Even if the coercive trade restrictive measures imposed on the Bolivarian Republic of Venezuela by the United States were not prohibited as quantitative restrictions, they would violate Article XIII:1 of the GATT 1994, inasmuch as like products of third country WTO Members are not subject to equivalent prohibitions, said Venezuela.

Venezuela had also pointed to discriminatory measures with respect to Venezuelan gold, established in Executive Order 13850, which it said prohibit trade in Venezuelan gold in the United States and by United States persons.

The measures in question appear to be inconsistent with the US obligations under various provisions of the GATT 1994, in particular, but not limited to, the following:

(i) Article I:1 of the GATT 1994, because they allow for the acquisition of Venezuelan gold with treatment less favourable than that accorded to gold for WTO Members not subject to the coercive trade restrictive measures;

(ii) Article II:1(a) and (b) of the GATT 1994, because they accord the commerce of Venezuela treatment less favourable than that provided for in the appropriate Part of the United States’ Schedule of Concessions;

(iii) Article III:4 of the GATT 1994, because the United States does not accord Venezuelan gold treatment no less favourable than that accorded to like products from the United States;

(iv) Article X:3(a) of the GATT 1994, because the United States has not administered laws, regulations, decisions and rulings in relation to the measures in question in a uniform, impartial and reasonable manner; and

(v) Article XI:1 of the GATT 1994, because, through the measures in question, the United States has instituted a prohibition and, therefore, restrictions other than duties, taxes or other charges, on the importation of products from the territory of the Bolivarian Republic of Venezuela.

Venezuela has further highlighted discriminatory coercive trade restrictive measures with respect to the liquidity of the Venezuelan debt, adopted pursuant to Executive Orders 13808, 13827 and 13835.
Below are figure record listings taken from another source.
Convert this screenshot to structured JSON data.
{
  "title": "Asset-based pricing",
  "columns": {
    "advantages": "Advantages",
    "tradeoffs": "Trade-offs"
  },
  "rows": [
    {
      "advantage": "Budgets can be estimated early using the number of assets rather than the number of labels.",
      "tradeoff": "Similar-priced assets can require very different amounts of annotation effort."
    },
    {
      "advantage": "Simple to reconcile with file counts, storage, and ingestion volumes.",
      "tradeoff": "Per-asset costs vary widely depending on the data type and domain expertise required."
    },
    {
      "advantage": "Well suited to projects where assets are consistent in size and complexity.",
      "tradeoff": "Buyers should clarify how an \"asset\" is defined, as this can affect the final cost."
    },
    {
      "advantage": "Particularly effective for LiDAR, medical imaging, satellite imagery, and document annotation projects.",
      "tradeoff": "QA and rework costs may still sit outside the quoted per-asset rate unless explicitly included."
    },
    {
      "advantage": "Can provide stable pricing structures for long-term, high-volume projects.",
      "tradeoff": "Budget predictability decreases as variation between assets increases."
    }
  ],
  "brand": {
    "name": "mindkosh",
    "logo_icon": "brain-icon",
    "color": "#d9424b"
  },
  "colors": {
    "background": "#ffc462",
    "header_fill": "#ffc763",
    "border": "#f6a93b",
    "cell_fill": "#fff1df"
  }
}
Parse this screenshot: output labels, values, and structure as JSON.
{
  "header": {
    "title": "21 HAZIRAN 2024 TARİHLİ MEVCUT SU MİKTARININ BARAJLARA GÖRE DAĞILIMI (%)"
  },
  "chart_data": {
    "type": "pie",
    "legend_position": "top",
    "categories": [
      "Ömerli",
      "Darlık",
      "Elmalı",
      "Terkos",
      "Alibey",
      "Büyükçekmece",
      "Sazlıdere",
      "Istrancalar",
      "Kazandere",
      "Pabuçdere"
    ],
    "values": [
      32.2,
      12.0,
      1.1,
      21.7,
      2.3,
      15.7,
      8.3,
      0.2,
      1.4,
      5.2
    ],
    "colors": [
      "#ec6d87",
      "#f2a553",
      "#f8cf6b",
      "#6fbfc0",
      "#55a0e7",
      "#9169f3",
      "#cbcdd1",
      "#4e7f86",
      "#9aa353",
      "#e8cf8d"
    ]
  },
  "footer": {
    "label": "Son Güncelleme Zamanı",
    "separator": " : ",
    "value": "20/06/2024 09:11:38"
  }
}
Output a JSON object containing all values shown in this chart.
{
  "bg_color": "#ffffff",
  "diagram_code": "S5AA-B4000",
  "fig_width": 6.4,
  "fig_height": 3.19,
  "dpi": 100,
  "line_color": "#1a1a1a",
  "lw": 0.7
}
It said given that the United States has undertaken to liberalize the financial services sector in its Schedule, it cannot maintain or adopt the measures described in Article XVI:2(a)-(f) of the GATS with respect to financial services, unless it has reserved the right to do so in its Schedule.

Even if the United States, in its Schedule, appears to have reserved the right to adopt such measures in certain modes of supply, it has not reserved the right to adopt such measures in all modes of supply. Since the coercive trade restrictive measures of the United States constitute prohibited measures under Article XVI:2(a) and (b) in all modes of supply, they violate Article XVI:2 of the GATS.

According to the Venezuelan communication, discriminatory coercive measures restricting trade with respect to certain Venezuelan persons and prohibiting the provision of services by and the receiving of services from these persons, as adopted pursuant to the VDHRA, the IEEPA and the VSR, violate Article II:1 of the GATS in as much as they accord less favourable treatment to Venezuelan services and service suppliers.

The measures appear to nullify or impair the benefits accruing to the Bolivarian Republic of Venezuela directly or indirectly under the cited agreements, it said.

In addition to, and irrespective of, the multiple violations of WTO obligations identified above, the Bolivarian Republic of Venezuela considers that, as a result of the application of the measures in question, the attainment of the objectives of the GATT 1994 is being impeded within the meaning of Article XXIII:1(b) of the GATT 1994.

Furthermore, the measures in question appear to nullify or impair the benefits that the Bolivarian Republic of Venezuela could reasonably have expected to accrue to it under the US specific commitments under the GATS within the meaning of Article XXIII:3 of the GATS, it said.